Zheng Yifan and his colleagues classified Trotsky’s views and ideas into 15 categories dealing with, among other topics, industrialization, agricultural collectivization, war and peacetime governance. Eventually, these extracts were combined to form the main text of Excerpts of Trotsky’s Reactionary Views.

Publication of Gray Cover books was interrupted by the Cultural Revolution (1966-1976), which overwhelmingly prioritized the publication of works by Mao Zedong while scaling back that of works by other political theorists. At first, all the editorial staff were limited to the translation of approved Marxist classics until finally they were sent to the countryside to do manual labor along with the majority of China’s cultural workforce.

The Gray Cover project was not resumed until 1972, and Zheng Yifan returned to the Central Compilation and Translation Bureau in 1973. His first task was the publication of Khrushchev’s memoirs and translation of books written by Western journalists and historians concerning the Khrushchev era. He was then to oversee the continued publication of the “collections of chief revisionists’ and opportunists’ views,” including Bernstein, Kautsky and Bukharin. Work also began on the publication of Trotsky’s Views.

In the aftermath of the Cultural Revolution, Zheng Yifan gradually came to the conclusion that the historical judgments made upon Trotsky were far from fair. “The claim that he was the mortal enemy of Leninism was unfounded,” Zheng said. In both China and the Soviet Union, the declining importance of dogmatic Stalinist and Maoist ideology led to a reassessment and even subtle rehabilitation of former pariahs. Descriptions of Trotsky calling him “spy” and “bandit” ceased to appear in official literature.

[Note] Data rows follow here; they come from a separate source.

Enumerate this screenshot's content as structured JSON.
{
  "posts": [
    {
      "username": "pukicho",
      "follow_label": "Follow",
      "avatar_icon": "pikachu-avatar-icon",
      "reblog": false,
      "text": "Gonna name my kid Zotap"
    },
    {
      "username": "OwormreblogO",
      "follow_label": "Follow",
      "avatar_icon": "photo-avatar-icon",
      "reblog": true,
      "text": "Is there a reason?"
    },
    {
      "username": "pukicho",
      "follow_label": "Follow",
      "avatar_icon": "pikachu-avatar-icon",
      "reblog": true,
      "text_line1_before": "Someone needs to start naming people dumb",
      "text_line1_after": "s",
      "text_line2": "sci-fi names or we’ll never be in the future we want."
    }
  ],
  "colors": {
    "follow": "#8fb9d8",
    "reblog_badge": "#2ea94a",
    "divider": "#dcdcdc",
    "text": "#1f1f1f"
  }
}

In the late 1990s, Zheng Yifan compiled and edited The Trotsky Reader, though he would wait almost a decade until it was finally published in 2008. In his preface, Zheng writes that “Trotsky was doubtless a revolutionary… None of the labels Stalin slapped on him such as ‘German fascist spy’ and ‘running dog of the imperialists’ had any solid foundation.”

Over six decades after his assassination, it seems Leon Trotsky, one of the most important contributors to Marxist-Leninist theory, is one of the last to finally come in from the cold.